Our new friend was not just diagnosed with three brain tumors, but three brain tumors and the word "Terminal". She said, "they have done everything they can for me and now I am terminal. I am here just having fun with my family." She looked down at Olivia and Ava and said, "the medicine my doctors gave me made my hair fall out, but my family took my real hair and had a wig made for me, isn't that great... I am not sure the chlorine would be very good for it, so I did not bring it to the pool."
We finished dressing, wished her luck and headed on our way home. We pushed open the heavy door of the locker room and went out to meet Zach. Back into the noisy pool where people were running, playing, laughing without a care in the world. The same way were were minutes before. Minutes before we met our new friend. I thought of our weekend in a whole new way now.
We drove home and I thought more and more about this beautiful woman. I thought about her family, I wondered how old those three kids were, how much time she has, when her next treatment might be... how glad I was that my children were able to meet someone like this. Someone like my dad who (even though he was sick) he lived... he did not live with cancer, but he lived life to the fullest, ever day that he had.
I am not sure how many times I have thought about my friend, but it has been daily. I did not ask the girls much more about our experience with her, I felt like it had been enough in the locker room, and honestly when they are three and five, I did not feel like I needed to define terminal to them. Especially when this woman was not living as if her days were numbered. That is not what she would want my girls, or anyone to remember her by.
This past Sunday at church, after communion, Ava asked if she could go light a candle for someone. There is a little table in the corner of the sanctuary where you can say a prayer, light a candle and then place it in some soft white sand to glow and burn for the remainder of the service. We knelt on the pad and she took a candle and lite it saying, "I want to pray for the lady at the water park."
Tears welled up in my eyes as I watched her place her candle, hop up and headed back to our seats. My heart was full with her prayer. When she got to her seat, she kicked the pew in front of us twice...oops...sorry to our neighbors, she picked up a pen and paper from the pew and prepared to doodle. From being in kindergarten, she is ready to write her name on top of every page, and she could tell this card wanted her to do the same. She asked what the card was for, and I told her it was a prayer request card.
Ava said, "I want to pray for the lady from the park." I simply asked her what she wanted to say, and she told me one word at a time so that I could help her spell it out. In her beautiful hand writing, with a few backwards "D's" and "S's" , she finished the sentence...I would like to pray for..............."my friend who lost her hair."

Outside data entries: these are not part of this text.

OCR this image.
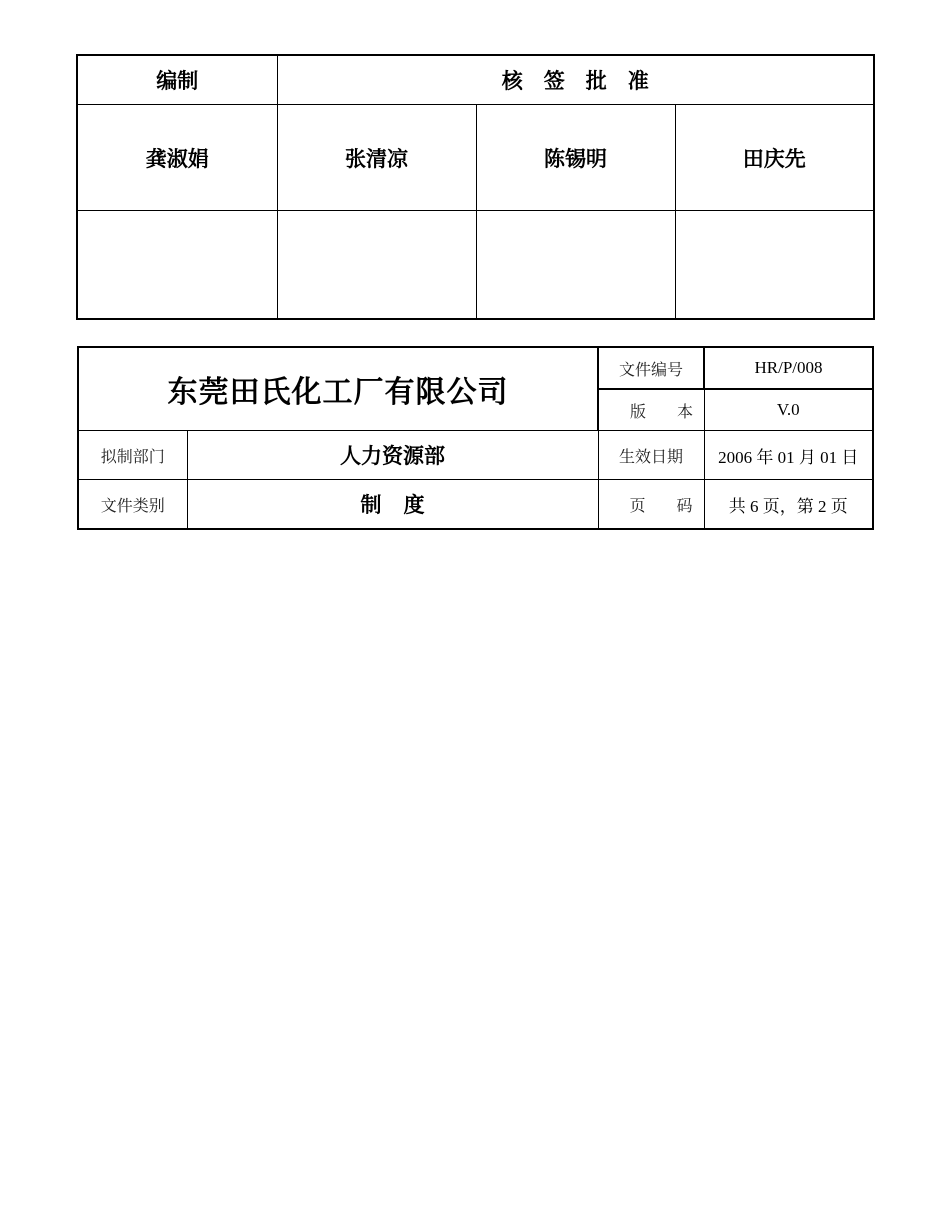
编制	核签批准		
龚淑娟	张清凉	陈锡明	田庆先

东莞田氏化工厂有限公司		文件编号	HR/P/008
		版本	V.0
拟制部门	人力资源部	生效日期	2006 年 01 月 01 日
文件类别	制度	页码	共 6 页，第 2 页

After the service, she walked right up to the pastor and turned in her card explaining who she was praying for. What a blessing this woman has been to me and to my children. I have been reminded about the importance of caring without pity, about listening and understanding, about fighting and determination, about appreciating mothers and family and LIFE.

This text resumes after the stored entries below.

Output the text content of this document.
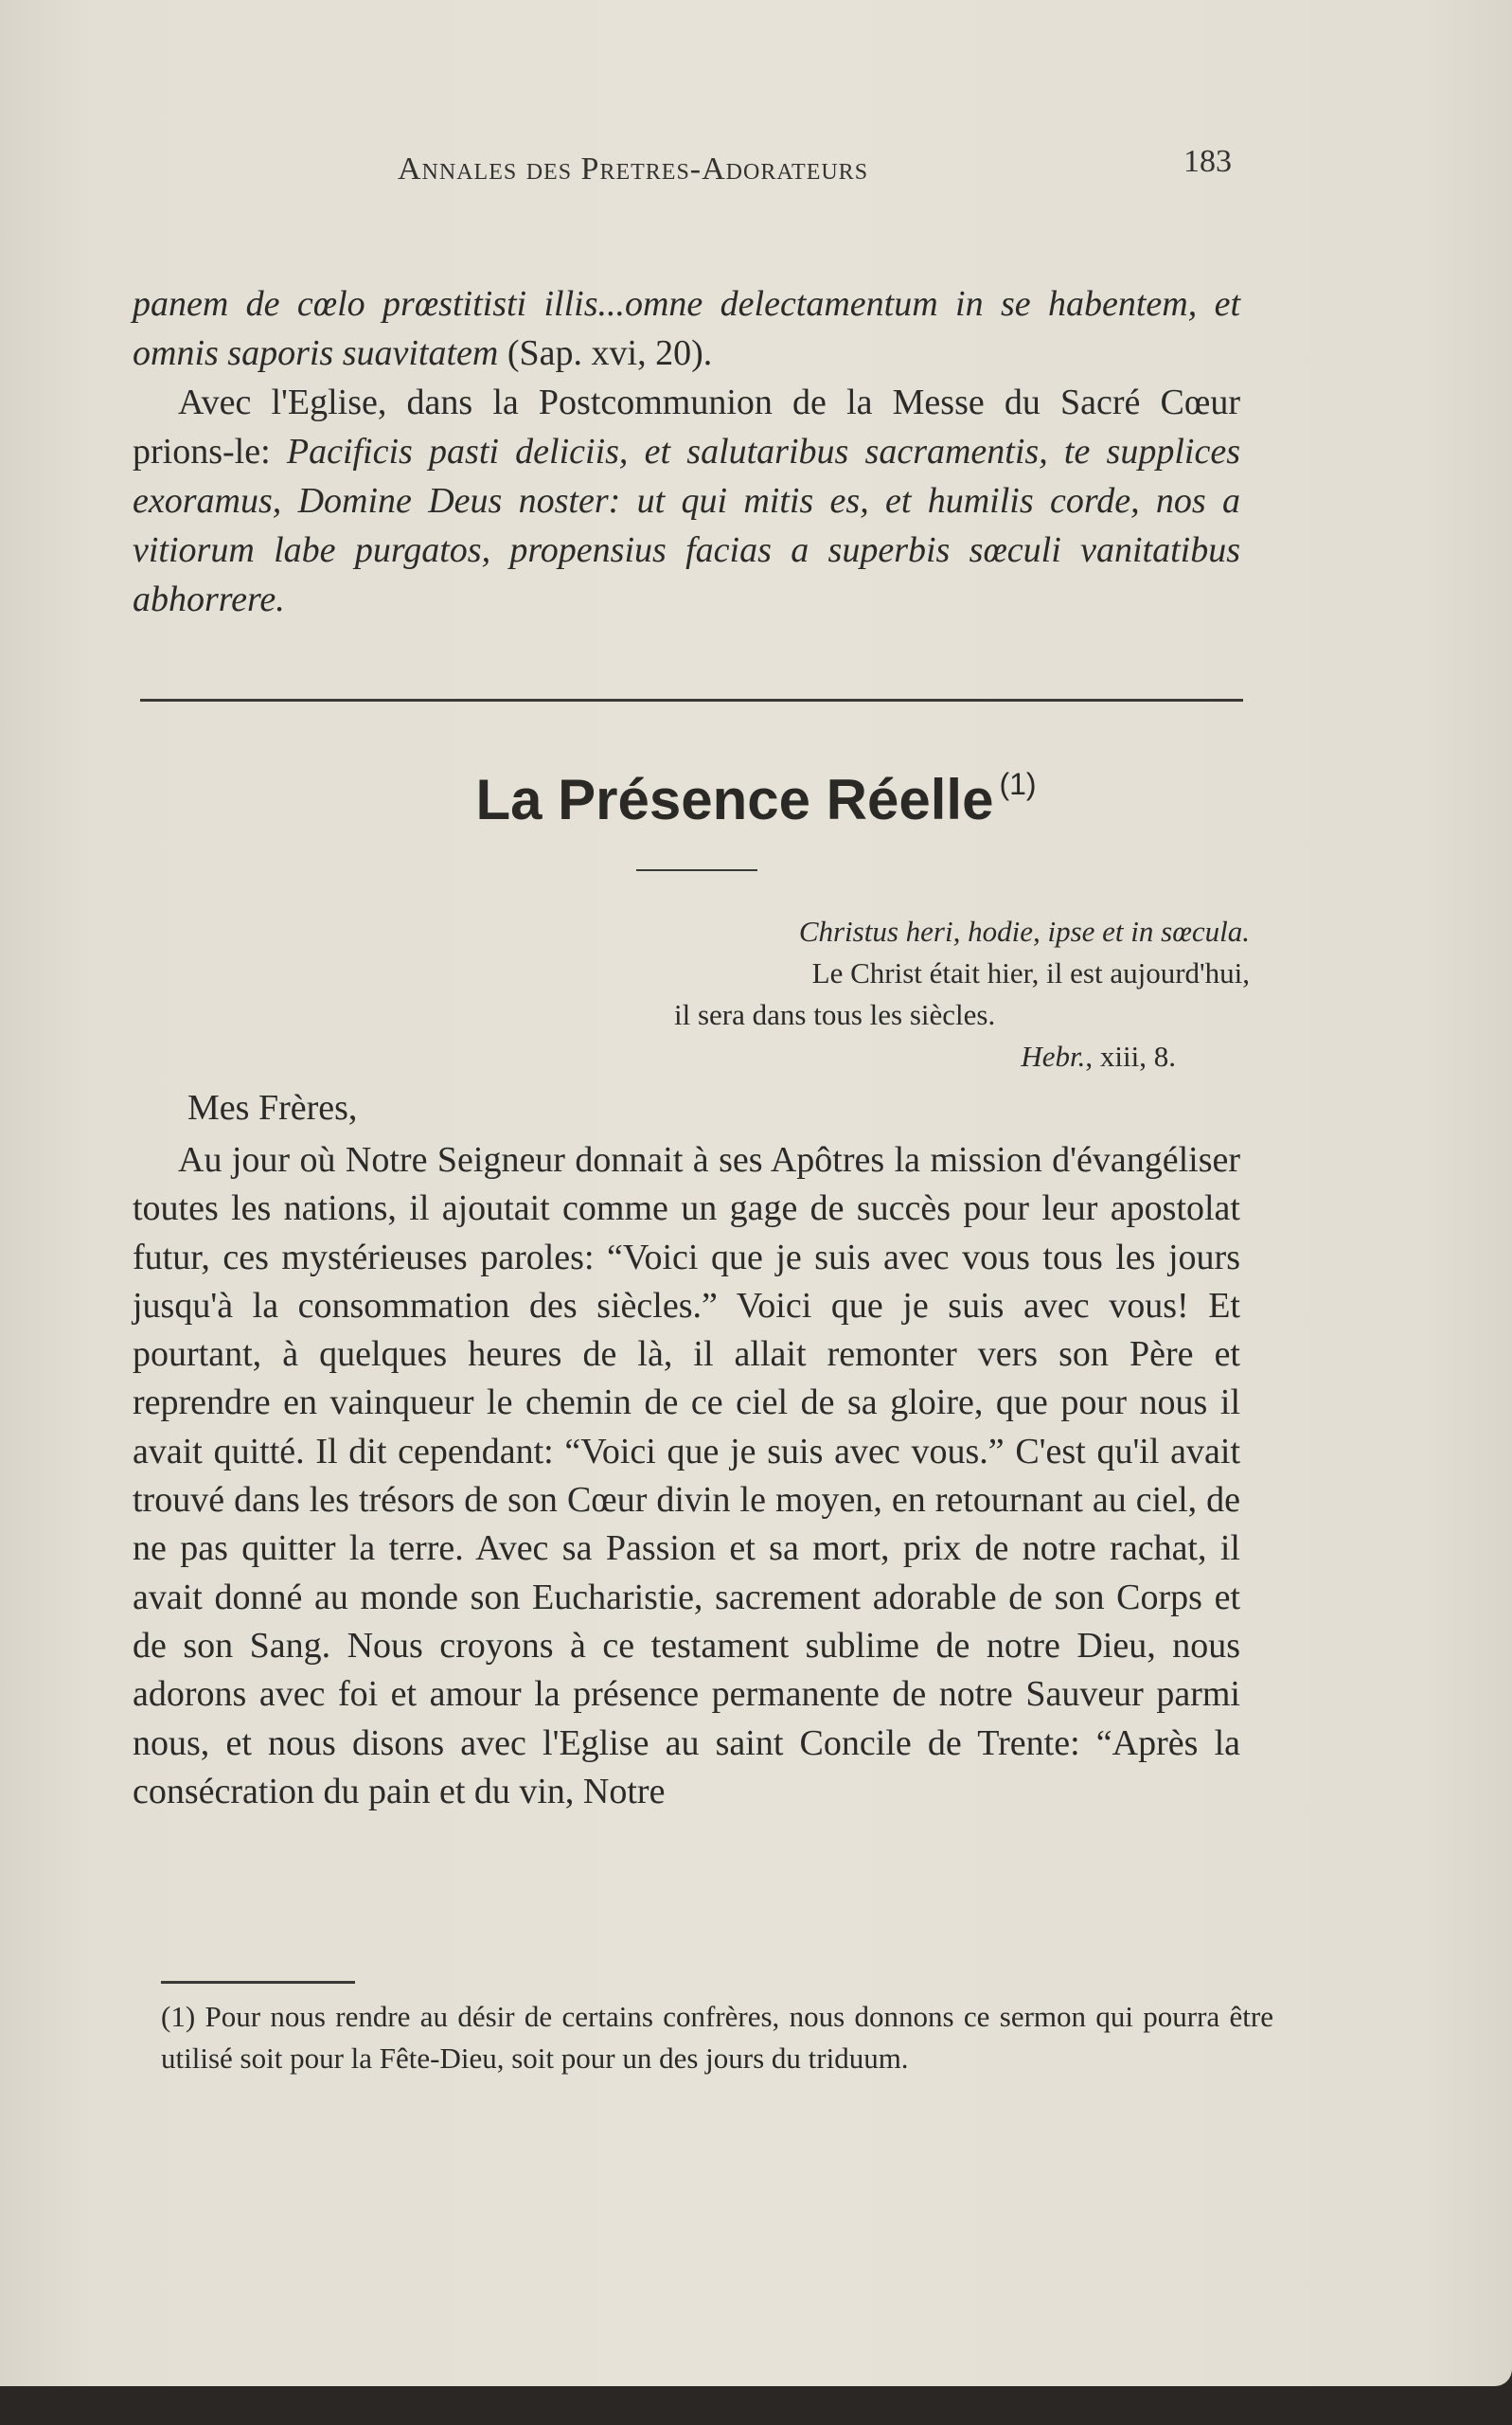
Annales des Pretres-Adorateurs	183

panem de cœlo prœstitisti illis...omne delectamentum in se habentem, et omnis saporis suavitatem (Sap. xvi, 20).

Avec l'Eglise, dans la Postcommunion de la Messe du Sacré Cœur prions-le: Pacificis pasti deliciis, et salutaribus sacramentis, te supplices exoramus, Domine Deus noster: ut qui mitis es, et humilis corde, nos a vitiorum labe purgatos, propensius facias a superbis sœculi vanitatibus abhorrere.

La Présence Réelle $^{(1)}$
Christus heri, hodie, ipse et in sœcula.
Le Christ était hier, il est aujourd'hui,
il sera dans tous les siècles.
Hebr., xiii, 8.

Mes Frères,

Au jour où Notre Seigneur donnait à ses Apôtres la mission d'évangéliser toutes les nations, il ajoutait comme un gage de succès pour leur apostolat futur, ces mystérieuses paroles: “Voici que je suis avec vous tous les jours jusqu'à la consommation des siècles.” Voici que je suis avec vous! Et pourtant, à quelques heures de là, il allait remonter vers son Père et reprendre en vainqueur le chemin de ce ciel de sa gloire, que pour nous il avait quitté. Il dit cependant: “Voici que je suis avec vous.” C'est qu'il avait trouvé dans les trésors de son Cœur divin le moyen, en retournant au ciel, de ne pas quitter la terre. Avec sa Passion et sa mort, prix de notre rachat, il avait donné au monde son Eucharistie, sacrement adorable de son Corps et de son Sang. Nous croyons à ce testament sublime de notre Dieu, nous adorons avec foi et amour la présence permanente de notre Sauveur parmi nous, et nous disons avec l'Eglise au saint Concile de Trente: “Après la consécration du pain et du vin, Notre

(1) Pour nous rendre au désir de certains confrères, nous donnons ce sermon qui pourra être utilisé soit pour la Fête-Dieu, soit pour un des jours du triduum.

I do not know this woman's name, but I do want to pray for her, pray for her family and pray for her life. I hope that this Mother's day, as you are hugging your mother, your sister, your wife, your friend, or your kids, you can say a special prayer for my friend. This amazing mother... who is living the remainder of her young life with her family and a smile on her face. She is living life, she is not living with cancer, she is not terminal, she is ALIVE. Alive in so many ways, and now alive in me and alive in my kids.
Happy Mother's Day to my dear friend.